Khilafah, Sistem Pemerintahan Islam Nan Agung

Facebook
Twitter
LinkedIn
Pinterest
Pocket
WhatsApp

Oleh : Ika Nur Wahyuni (Aktivis Muslimah dari Karawang)

Menteri Koordinator Bidang Politik, Hukum, dan Keamanan (Menkopolhukam) Kabinet Indonesia Maju, Prof Mahfud MD mengatakan tidak ada yang namanya sistem Khilafah dalam Islam. Yang ada itu adalah prinsip khilafah yang tertuang dalam Alquran. Masih menurutnya, Indonesia dan Islam adalah satu paket yang tidak bisa dipisahkan sehingga upaya memecah belah Indonesia dengan cara radikal tidak bisa dibenarkan.

“Dalam Alquran disebutkan tentang Khilafah yang maksudnya adalah negara yang memiliki pemerintahan, namun sistemnya seperti apa, Islam tidak mengajarkan soal itu. Artinya setiap negara bisa menentukan sendiri sistem pemerintahannya”, katanya saat memberikan sambutan pada Dialog Kebangsaan Korps Alumni HMI di Kalimantan Barat, pada Sabtu malam (27/10/2019). Seperti yang diberitakan Bisnis.com.

Stigma Negatif Khilafah

“Selama lima ratus tahun, Islam menguasai dunia dengan kekuatannya, ilmu pengetahuan, dan peradabannya yang tinggi”. (Jacques C. Reister)

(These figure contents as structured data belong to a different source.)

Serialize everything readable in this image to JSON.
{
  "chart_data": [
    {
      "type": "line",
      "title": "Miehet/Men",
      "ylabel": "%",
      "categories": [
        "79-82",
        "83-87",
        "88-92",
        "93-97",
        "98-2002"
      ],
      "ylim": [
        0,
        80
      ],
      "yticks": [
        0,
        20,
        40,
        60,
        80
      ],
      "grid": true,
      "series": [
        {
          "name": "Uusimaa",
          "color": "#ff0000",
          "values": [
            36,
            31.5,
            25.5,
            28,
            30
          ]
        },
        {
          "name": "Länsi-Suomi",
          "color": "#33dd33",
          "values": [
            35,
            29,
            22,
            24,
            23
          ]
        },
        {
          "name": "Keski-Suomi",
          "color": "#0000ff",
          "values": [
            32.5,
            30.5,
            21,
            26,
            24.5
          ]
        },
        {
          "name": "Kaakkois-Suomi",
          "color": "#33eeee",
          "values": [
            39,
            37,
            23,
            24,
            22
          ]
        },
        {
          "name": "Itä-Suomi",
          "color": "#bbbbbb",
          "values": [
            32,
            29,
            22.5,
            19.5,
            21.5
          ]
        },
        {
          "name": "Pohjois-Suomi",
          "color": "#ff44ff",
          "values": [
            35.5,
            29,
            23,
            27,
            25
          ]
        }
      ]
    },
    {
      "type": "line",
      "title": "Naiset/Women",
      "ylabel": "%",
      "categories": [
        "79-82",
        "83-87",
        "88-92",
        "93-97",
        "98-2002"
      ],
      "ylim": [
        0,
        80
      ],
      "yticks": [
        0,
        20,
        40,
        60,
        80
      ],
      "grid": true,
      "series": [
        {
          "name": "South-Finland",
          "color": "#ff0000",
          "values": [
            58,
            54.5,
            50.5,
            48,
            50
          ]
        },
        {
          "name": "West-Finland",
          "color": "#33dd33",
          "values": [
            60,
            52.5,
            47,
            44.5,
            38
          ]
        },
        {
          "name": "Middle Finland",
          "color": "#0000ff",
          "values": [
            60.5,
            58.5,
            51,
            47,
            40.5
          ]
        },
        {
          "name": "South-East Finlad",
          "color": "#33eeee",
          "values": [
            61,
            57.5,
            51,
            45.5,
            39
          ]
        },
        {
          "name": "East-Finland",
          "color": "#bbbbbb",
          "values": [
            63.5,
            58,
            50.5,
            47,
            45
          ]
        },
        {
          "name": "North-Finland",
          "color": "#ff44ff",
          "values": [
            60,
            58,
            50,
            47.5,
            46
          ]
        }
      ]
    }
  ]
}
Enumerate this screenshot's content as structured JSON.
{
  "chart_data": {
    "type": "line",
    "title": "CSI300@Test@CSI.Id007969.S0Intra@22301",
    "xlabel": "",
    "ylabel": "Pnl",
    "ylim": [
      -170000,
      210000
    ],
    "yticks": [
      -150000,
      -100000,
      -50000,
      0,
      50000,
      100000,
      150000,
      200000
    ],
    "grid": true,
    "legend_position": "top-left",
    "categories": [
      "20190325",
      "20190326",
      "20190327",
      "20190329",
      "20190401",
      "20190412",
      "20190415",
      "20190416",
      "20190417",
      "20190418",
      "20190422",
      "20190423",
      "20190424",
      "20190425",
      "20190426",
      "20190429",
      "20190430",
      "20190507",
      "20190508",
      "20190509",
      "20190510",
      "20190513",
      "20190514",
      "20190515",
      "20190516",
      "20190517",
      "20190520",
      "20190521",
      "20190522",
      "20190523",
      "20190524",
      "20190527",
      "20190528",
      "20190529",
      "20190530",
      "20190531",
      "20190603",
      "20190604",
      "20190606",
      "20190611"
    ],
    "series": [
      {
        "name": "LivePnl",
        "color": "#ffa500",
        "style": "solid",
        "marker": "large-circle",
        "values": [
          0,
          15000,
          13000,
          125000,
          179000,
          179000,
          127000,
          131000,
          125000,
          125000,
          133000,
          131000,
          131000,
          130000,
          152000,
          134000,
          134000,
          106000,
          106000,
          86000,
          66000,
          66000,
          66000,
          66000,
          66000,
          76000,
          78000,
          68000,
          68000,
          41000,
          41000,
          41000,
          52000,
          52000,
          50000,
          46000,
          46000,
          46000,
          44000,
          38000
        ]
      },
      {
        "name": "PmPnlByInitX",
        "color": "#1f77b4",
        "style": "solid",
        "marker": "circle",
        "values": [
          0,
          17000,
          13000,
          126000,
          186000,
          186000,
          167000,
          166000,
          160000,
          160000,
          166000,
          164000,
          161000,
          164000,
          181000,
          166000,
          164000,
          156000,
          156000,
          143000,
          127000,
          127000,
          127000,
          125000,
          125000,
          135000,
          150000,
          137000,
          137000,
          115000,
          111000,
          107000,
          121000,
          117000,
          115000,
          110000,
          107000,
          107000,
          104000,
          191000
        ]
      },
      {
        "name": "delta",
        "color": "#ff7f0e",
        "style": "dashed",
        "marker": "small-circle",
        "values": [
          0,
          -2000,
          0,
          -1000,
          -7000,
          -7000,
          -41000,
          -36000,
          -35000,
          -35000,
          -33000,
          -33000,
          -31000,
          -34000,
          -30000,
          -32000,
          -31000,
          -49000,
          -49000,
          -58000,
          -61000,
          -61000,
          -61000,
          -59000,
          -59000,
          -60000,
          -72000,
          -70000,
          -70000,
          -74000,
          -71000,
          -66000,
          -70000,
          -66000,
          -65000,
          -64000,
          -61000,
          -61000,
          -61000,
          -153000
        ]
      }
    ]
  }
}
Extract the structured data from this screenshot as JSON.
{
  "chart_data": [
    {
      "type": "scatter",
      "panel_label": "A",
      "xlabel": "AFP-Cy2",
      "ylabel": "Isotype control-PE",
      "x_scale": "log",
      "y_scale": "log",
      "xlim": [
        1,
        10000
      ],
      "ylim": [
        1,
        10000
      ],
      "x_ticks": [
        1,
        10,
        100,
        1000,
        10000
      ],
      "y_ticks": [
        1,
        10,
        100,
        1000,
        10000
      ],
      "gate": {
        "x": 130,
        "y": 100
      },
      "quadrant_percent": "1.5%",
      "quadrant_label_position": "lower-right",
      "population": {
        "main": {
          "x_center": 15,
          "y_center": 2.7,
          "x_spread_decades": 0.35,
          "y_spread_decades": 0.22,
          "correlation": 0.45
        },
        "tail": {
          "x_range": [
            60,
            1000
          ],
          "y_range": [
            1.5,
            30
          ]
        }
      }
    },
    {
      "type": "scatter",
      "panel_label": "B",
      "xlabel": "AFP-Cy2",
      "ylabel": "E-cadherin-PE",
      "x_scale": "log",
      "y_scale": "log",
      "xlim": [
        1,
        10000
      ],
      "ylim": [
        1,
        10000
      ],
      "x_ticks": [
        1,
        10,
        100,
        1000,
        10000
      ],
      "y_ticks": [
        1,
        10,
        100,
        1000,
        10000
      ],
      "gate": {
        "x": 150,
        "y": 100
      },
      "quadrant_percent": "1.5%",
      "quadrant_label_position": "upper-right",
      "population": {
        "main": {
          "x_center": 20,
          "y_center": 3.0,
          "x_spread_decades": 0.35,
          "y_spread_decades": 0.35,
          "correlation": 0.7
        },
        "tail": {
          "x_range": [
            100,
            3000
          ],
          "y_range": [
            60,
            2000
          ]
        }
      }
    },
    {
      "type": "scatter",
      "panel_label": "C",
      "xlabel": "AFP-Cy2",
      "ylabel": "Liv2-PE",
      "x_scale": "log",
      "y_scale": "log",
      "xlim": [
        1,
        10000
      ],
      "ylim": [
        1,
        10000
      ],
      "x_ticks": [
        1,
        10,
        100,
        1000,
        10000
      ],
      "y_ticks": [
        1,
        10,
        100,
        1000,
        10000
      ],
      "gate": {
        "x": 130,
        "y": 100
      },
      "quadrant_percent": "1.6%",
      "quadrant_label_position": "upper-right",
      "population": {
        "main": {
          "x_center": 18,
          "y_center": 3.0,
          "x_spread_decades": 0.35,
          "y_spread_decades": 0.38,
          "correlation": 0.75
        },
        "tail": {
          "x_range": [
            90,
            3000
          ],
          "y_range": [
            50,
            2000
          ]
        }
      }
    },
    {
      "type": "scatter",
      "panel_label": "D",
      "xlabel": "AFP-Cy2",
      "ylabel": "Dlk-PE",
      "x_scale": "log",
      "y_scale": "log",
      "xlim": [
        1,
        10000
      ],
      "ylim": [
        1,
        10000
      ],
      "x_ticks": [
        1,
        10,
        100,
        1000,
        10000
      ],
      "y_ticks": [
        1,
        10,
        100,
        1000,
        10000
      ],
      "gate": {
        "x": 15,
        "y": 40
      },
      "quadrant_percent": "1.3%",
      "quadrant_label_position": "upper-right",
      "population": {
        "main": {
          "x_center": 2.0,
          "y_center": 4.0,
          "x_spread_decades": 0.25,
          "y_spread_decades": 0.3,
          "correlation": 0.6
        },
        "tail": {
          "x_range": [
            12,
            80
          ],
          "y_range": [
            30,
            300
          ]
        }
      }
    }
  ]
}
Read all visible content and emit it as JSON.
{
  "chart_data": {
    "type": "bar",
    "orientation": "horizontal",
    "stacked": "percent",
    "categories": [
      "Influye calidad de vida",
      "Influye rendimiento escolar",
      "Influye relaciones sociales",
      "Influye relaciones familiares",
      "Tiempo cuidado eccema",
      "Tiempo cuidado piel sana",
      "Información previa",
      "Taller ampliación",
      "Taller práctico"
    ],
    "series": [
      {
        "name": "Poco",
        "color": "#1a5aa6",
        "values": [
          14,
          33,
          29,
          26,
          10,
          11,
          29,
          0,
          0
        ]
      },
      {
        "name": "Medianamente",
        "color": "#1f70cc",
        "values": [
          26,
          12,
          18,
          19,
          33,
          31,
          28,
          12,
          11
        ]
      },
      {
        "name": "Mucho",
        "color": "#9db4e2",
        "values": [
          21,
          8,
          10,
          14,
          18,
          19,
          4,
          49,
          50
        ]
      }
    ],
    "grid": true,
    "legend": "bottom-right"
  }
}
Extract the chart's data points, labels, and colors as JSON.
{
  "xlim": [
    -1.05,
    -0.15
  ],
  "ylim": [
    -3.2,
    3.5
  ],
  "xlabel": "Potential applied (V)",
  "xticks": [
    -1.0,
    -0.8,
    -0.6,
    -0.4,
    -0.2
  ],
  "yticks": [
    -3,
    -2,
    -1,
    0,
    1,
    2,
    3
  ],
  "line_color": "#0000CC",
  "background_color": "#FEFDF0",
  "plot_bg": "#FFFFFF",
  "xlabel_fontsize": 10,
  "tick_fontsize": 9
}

“Cukup beralasan jika kita menyatakan bahwa peradaban Eropa tidak dibangun oleh proses regenerasi mereka sendiri. Tanpa dukungan peradaban Islam yang menjadi “dinamonya”, Barat bukanlah apa-apa”. (Montgomery Watt)

Pernyataan dua orang cendekiawan Barat menunjukkan bahwa siapapun yang jujur melihat sejarah tak akan bisa mengelak mengakui keagungan peradaban Islam pada masa lalu dan sumbangsihnya bagi dunia, termasuk Barat. Meski banyak yang ditutupi, pengaruh peradaban Islam terhadap kemajuan Barat adalah nyata.

Hingga hari ini, di masjid atau museum terkenal bernama Hagia Sophia (Aya Sofya dalam pelafalan Turki) berlokasi di Istanbul, Turki tepatnya di Ayasofya Meydani kawasan Sultanahmet dan Istana Topkapi dipamerkan surat-surat Khalifah (Usman Fermans) yang menunjukkan kehebatan Khilafah Utsmaniyah dalam memberikan jaminan, perlindungan, dan kemakmuran warganya maupun kepada orang asing pencari suaka tanpa memandang agama mereka.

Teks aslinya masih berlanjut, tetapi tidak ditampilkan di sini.